Les émissions de gaz à effet de serre de l'UE continuent de diminuer alors que le charbon abandonne | Nouvelles du monde

29 mai 2020 0 Par Village FSE

Les émissions de gaz à effet de serre dans l'UE ont poursuivi leur baisse en 2018, la dernière année pour laquelle des données complètes sont disponibles, selon un nouveau rapport du chien de garde de l'environnement européen.

Les émissions ont diminué de 2,1% par rapport à 2017, pour atteindre un niveau de 23% inférieur à celui de 1990, la référence pour les réductions d'émissions du bloc dans le cadre des accords climatiques de l'ONU. Si le Royaume-Uni est exclu, la baisse depuis 1990 a été plus faible, s'établissant à 20,7%.

La baisse continue, révélée dans un rapport de l'Agence européenne pour l'environnement, est le résultat de politiques à l'échelle de l'UE et spécifiques à chaque pays, la production d'énergie affichant la plus forte baisse des émissions, le charbon étant progressivement éliminé et les énergies renouvelables augmentées.

Les émissions de dioxyde de carbone des transports se sont aplaties en 2018, après avoir augmenté au cours des quatre années précédentes, ce qui laisse espérer que cette source majeure d'émissions pourra être maîtrisée.
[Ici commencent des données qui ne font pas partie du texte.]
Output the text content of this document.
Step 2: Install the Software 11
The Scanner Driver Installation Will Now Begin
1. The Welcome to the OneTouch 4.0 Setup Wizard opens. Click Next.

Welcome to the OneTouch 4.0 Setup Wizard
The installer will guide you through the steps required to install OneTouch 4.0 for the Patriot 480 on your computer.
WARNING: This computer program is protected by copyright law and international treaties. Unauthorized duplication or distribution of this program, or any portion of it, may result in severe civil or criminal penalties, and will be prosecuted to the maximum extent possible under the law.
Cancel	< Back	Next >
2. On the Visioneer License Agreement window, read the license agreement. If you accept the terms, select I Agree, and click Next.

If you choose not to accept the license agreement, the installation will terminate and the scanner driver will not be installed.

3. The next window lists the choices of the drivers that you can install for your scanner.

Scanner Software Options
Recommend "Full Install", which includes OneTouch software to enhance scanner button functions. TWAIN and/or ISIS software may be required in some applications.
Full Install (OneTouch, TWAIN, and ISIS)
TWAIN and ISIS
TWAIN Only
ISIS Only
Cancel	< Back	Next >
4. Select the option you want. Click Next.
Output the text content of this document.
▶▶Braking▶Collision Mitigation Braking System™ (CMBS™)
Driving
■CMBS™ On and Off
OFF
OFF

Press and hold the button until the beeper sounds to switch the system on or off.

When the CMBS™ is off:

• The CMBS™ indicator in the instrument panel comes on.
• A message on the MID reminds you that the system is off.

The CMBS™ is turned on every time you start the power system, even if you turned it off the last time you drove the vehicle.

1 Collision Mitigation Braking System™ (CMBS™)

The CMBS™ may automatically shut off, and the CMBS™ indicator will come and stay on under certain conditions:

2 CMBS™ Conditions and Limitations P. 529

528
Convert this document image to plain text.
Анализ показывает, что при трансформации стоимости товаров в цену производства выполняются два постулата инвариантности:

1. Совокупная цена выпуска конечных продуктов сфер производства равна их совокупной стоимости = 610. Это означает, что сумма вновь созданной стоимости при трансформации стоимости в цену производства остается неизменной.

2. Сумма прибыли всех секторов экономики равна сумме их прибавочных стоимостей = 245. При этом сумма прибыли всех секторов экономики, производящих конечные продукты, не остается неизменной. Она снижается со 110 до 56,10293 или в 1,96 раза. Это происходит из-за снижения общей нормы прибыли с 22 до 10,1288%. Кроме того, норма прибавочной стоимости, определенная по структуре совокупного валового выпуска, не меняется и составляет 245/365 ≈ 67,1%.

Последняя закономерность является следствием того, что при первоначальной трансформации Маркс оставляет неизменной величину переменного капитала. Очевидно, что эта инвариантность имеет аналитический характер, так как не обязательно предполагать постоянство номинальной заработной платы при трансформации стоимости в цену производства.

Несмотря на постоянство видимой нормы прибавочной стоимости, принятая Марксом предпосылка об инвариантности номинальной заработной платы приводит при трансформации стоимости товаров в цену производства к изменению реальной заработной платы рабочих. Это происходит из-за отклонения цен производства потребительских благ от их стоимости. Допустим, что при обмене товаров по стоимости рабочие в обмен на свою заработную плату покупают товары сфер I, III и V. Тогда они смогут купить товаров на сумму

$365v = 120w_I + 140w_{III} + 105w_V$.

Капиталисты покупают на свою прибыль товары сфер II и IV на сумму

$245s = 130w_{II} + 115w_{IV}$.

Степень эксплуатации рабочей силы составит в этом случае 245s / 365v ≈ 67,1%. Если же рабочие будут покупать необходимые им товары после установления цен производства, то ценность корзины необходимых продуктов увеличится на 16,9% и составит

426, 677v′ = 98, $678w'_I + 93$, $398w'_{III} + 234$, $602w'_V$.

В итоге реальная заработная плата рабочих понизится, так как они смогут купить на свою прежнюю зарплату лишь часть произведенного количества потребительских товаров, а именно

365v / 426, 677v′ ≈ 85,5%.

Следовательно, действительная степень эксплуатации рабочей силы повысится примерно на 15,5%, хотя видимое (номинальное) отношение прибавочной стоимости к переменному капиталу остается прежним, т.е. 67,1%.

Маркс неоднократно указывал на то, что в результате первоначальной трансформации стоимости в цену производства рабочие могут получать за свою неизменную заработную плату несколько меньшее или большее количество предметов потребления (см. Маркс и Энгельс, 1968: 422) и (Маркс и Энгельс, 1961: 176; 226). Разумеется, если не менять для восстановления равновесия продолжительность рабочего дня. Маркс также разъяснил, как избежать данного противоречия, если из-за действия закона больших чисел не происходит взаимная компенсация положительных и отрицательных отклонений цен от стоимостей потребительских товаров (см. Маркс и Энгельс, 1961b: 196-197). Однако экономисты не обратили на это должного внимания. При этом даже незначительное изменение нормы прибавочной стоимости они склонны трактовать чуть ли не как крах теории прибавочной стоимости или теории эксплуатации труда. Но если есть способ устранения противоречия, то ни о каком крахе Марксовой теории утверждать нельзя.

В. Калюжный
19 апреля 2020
Toutefois, les émissions doivent être réduites beaucoup plus loin et plus rapidement pour satisfaire aux obligations de l'UE en vertu de l'accord de Paris, ont déclaré les militants. On estime que des baisses annuelles d'environ 7% sont nécessaires pour maintenir le chauffage global dans la limite supérieure de 2C de Paris au-dessus des niveaux préindustriels.

Les turbulences économiques et les perturbations causées par le coronavirus devraient entraîner une baisse à court terme des émissions, comme cela a été le cas jusqu'à présent cette année dans le monde, mais l'impact à plus long terme est inconnu.

Alors que les gens retournent au travail et que les gouvernements tentent de stimuler l'économie, les émissions devraient augmenter à nouveau et certains changements de comportement – comme éviter les transports en commun et la reprise des voyages en avion sur des avions plus vides – pourraient augmenter les émissions au-delà du niveau de ces dernières années si des mesures ne sont pas prises pour les maîtriser.

Cette semaine, l'ONU a décidé de reporter d'un an les pourparlers essentiels sur la crise climatique, de novembre à novembre 2021. Le hiatus est plus long que de nombreux pays l'avaient souhaité, mais a été jugé nécessaire compte tenu des perturbations causées par les blocages.

Les groupes verts ont exhorté les gouvernements à lier la reprise après le coronavirus à la nécessité de réduire le carbone, avant les pourparlers Cop26, et ont déclaré que le retard de l'année ne devait pas permettre de ralentir l'action contre la crise climatique.

« Une baisse des émissions de 2,1% n'est pas suffisante pour éviter une dégradation massive du climat, et nous ne pouvons absolument pas perdre de vue l'urgence de cette tâche », a déclaré Aaron Kiely, militant des Amis de la Terre. «Le report des pourparlers sur le climat ne peut pas se faire au détriment de l’action climatique internationale – cela ne donne pas aux gouvernements une clause de retrait de leurs responsabilités internationales. Il y a un moyen de sortir des deux crises [le climat et les coronavirus] si nous collaborons, écoutons la science et cessons de perdre du temps. »

Bien que la Commission européenne ait présenté ses plans initiaux pour une reprise verte cette semaine, il n'y a toujours aucune garantie que les États membres prendront également les mesures nécessaires pour assurer une réduction des émissions à long terme à mesure que les blocages se relâchent.

Mark Breddy, porte-parole de Greenpeace pour l’UE, a déclaré: «Il existe un risque réel que le plan de récupération des coronavirus de l’UE soit une bouée de sauvetage pour les combustibles fossiles et d’autres secteurs polluants. Nous voyons déjà des gouvernements injecter des milliards dans les compagnies aériennes et les constructeurs automobiles sans aucun lien vert réel. Pour se remettre sur la bonne voie avant le sommet sur le climat de l'année prochaine, l'UE doit adopter un objectif de réduction des émissions de 65% d'ici 2030, conformément à l'accord de Paris. »

La différence entre les émissions de l'UE diminue avec le Royaume-Uni en tant qu'État membre et la baisse plus faible sans la contribution du Royaume-Uni souligne également comment l'UE devra intensifier ses efforts après le Brexit. Une grande partie des réductions d'émissions du Royaume-Uni depuis 1990 est due à un abandon précoce du charbon au gaz, mais les baisses plus récentes sont dues à une augmentation de la production d'électricité renouvelable.